People find Extinction Rebellion’s emotive language and approach to climate action comforting. Geary Baulch explains that the Extinction Rebellion talks across the country have created crucial support systems for members of the public who need to talk about their emotional responses to climate fear. “That human, emotional level of dealing with this is how we have grown. Whenever we’re doing actions physically on the ground, with people on the streets, that’s when our reach expands massively. I think there is something inspiring about it.”

On April 15 of 2019, Extinction Rebellion will stage their International Rebellion Week. I hope this year the media will make more space to cheer on a growing number of climate activists demanding systemic changes against climate inaction.

Phone call with climate activist over. Try to write about hope. Drink a beer and take a nap because it’s December 20 and no one else is replying to emails. Most of my writing takes on shape in the moment between wakefulness and napfulness anyway.

The image of the drone followed me into my lull. Was an “eco-warrior” out there making a stand against people like my family who were pumping carbon into the air to join me for a Christian festival of pretending? Still now the drone mystery has not been settled, but people were excited at the prospect of someone taking radical action against polluting infrastructures. It is like an arty b-list film where the plot is never resolved and instead it is the unfolding of the protagonist’s self-awareness which takes centre-stage.

I could not write about hope without addressing the reality that I have not changed my consumer habits enough this year.

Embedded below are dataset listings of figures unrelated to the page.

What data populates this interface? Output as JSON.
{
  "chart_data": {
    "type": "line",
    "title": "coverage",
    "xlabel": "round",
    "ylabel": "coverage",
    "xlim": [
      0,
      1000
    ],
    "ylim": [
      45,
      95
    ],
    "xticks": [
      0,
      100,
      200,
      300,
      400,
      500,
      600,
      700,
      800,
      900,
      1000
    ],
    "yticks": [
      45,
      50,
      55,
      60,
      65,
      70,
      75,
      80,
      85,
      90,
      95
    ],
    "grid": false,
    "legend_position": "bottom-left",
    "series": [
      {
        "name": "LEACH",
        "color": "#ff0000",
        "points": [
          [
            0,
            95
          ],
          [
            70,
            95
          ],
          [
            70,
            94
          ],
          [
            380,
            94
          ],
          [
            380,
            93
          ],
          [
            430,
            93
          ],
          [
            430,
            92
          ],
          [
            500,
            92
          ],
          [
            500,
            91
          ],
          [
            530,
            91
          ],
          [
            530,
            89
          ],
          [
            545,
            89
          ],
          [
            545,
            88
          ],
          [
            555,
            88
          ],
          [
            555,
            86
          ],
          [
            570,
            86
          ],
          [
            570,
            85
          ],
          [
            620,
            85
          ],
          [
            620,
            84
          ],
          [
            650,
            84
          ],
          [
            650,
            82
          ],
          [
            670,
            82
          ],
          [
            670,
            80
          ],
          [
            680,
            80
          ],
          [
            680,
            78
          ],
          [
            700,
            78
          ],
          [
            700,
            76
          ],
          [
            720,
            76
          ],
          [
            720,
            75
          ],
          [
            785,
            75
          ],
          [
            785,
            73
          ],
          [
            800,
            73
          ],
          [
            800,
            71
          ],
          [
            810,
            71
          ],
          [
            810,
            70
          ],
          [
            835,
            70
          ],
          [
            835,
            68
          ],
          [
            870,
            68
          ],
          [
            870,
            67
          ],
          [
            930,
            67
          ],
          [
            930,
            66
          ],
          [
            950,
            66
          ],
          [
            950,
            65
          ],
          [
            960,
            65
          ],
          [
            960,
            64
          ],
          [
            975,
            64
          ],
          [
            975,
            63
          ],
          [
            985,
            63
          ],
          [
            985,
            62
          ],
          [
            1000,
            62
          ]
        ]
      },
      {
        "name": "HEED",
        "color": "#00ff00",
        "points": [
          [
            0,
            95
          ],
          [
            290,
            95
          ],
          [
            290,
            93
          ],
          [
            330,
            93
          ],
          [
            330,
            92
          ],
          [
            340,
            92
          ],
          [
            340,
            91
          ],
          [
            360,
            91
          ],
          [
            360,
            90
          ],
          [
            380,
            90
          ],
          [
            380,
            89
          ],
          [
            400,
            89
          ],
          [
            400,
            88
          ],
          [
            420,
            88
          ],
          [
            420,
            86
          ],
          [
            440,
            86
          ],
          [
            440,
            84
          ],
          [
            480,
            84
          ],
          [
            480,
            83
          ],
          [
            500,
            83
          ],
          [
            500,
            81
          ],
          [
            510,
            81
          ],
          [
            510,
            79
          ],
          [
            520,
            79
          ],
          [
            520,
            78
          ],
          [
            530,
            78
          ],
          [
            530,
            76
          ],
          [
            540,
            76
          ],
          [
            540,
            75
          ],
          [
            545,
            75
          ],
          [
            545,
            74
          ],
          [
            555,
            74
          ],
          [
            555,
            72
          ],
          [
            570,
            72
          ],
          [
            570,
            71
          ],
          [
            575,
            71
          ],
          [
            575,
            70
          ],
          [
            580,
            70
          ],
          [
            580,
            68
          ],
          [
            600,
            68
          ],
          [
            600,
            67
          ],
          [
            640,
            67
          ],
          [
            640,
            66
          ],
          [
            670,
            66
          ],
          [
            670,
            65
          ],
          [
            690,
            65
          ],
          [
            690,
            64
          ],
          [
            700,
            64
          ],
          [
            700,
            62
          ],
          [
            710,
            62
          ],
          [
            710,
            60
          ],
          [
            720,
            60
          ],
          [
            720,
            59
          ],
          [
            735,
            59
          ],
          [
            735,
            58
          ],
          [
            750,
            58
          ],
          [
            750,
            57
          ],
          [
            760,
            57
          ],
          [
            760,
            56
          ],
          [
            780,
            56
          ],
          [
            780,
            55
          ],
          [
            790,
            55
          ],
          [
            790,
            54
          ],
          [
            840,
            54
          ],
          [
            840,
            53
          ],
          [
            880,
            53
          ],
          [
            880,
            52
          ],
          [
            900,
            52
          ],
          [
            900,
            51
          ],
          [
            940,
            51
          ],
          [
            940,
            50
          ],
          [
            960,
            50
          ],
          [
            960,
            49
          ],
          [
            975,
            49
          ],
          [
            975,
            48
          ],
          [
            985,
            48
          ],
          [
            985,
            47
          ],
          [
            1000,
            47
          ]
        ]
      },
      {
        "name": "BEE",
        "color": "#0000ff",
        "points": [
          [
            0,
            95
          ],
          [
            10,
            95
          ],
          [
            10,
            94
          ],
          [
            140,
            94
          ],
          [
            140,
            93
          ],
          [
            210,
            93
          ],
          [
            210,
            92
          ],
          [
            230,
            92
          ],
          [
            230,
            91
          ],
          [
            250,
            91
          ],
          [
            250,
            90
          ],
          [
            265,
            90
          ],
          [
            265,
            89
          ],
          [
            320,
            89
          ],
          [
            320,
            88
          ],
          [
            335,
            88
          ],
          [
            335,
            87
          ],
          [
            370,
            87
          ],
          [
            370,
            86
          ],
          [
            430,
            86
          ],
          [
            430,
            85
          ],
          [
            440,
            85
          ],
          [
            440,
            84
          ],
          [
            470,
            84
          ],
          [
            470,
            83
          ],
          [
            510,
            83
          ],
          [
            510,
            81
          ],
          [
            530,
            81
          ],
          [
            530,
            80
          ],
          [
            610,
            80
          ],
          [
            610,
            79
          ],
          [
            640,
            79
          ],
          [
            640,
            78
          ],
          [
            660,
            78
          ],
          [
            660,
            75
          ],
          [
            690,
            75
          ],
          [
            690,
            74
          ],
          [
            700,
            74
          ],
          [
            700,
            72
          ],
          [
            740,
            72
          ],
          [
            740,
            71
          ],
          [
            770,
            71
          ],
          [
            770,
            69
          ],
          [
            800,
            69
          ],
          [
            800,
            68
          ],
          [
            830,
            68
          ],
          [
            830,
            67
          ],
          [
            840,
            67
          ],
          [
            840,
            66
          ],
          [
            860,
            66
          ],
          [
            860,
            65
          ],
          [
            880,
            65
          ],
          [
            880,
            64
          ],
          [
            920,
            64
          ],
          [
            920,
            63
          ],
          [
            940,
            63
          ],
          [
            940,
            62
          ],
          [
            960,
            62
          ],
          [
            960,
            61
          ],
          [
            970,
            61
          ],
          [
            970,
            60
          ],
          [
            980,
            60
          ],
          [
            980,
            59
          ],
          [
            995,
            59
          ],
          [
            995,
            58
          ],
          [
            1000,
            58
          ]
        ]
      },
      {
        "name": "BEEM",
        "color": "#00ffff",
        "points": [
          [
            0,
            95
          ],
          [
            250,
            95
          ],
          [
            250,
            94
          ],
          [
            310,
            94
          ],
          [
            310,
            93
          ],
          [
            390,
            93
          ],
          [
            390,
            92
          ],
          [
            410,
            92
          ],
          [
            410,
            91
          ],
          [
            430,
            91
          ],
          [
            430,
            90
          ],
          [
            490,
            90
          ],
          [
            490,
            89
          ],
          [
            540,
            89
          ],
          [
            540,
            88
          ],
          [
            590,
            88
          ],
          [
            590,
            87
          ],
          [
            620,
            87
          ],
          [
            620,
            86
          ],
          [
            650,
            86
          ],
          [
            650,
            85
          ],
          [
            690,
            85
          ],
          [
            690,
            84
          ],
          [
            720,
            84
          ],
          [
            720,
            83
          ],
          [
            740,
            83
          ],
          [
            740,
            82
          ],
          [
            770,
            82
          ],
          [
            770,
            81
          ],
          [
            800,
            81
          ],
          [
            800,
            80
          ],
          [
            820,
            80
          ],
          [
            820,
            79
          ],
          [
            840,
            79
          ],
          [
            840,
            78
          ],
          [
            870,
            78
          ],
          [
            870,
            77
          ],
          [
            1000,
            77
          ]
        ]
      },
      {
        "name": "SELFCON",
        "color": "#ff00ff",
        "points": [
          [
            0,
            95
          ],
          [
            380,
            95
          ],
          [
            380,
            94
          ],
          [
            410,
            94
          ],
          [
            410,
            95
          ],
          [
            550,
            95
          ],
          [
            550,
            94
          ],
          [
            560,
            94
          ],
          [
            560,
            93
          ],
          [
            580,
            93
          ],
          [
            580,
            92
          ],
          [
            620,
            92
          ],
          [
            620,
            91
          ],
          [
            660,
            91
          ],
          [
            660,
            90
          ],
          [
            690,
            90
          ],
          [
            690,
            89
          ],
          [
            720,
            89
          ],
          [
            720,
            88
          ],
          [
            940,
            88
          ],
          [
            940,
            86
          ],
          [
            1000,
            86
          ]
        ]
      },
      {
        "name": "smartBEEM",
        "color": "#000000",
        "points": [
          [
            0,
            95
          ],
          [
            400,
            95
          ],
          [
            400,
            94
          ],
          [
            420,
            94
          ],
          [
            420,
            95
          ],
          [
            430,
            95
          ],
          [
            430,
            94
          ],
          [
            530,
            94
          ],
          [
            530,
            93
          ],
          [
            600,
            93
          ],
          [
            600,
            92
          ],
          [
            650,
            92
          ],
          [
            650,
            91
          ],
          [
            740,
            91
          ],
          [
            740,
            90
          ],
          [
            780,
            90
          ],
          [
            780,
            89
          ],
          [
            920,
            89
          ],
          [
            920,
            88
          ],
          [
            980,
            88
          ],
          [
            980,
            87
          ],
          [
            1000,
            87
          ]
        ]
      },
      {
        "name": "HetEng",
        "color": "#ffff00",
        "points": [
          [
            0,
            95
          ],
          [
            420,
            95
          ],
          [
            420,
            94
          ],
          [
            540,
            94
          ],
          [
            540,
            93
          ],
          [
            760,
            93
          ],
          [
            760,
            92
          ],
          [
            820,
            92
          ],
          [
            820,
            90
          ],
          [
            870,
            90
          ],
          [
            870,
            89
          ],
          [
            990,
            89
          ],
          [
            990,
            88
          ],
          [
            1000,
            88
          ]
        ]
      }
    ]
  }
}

I still take planes, buy plastic, recycle sloppily, eat meat and fund H&M’s natural resource depletion. I feel the familiar dredge of guilt rather than a wave of fresh hope.

Guilt can root itself so deeply in ourselves and our relations that we barely notice it is there, and this prevents the actions for change that we urgently need to take. We are caught in our own systems and things and systems of things. Is it unreasonable to expect us to identify that beneath the noise, we feel desperately guilty about our environmental inertia? Lots of us are not doing enough, aside from refusing a plastic straw in our gin and tonic, to prevent the climate catastrophe rearing up on us.

We feel guilty before we achieve change. Guilty for not quitting, or starting, something we should. We do feel calmer once we start our homework, our tax return or begin an overdue, difficult conversation. Until we talk about our collective and individual culpability we cannot begin to dig up the insidious guilt that steels us against progress. We should begin the new year backwards, by addressing the old lies we tell ourselves: that it will be ok, that science will solve it and that the human disposition for pretence has nothing to do with solving the climate crisis.

Humans made this mess, some humans more than others. A human approach to understanding the emotional complexity of inaction is worth a run. My top 2019 tip: a novel public resolution to solve a sticky problem is all the newness we need this year.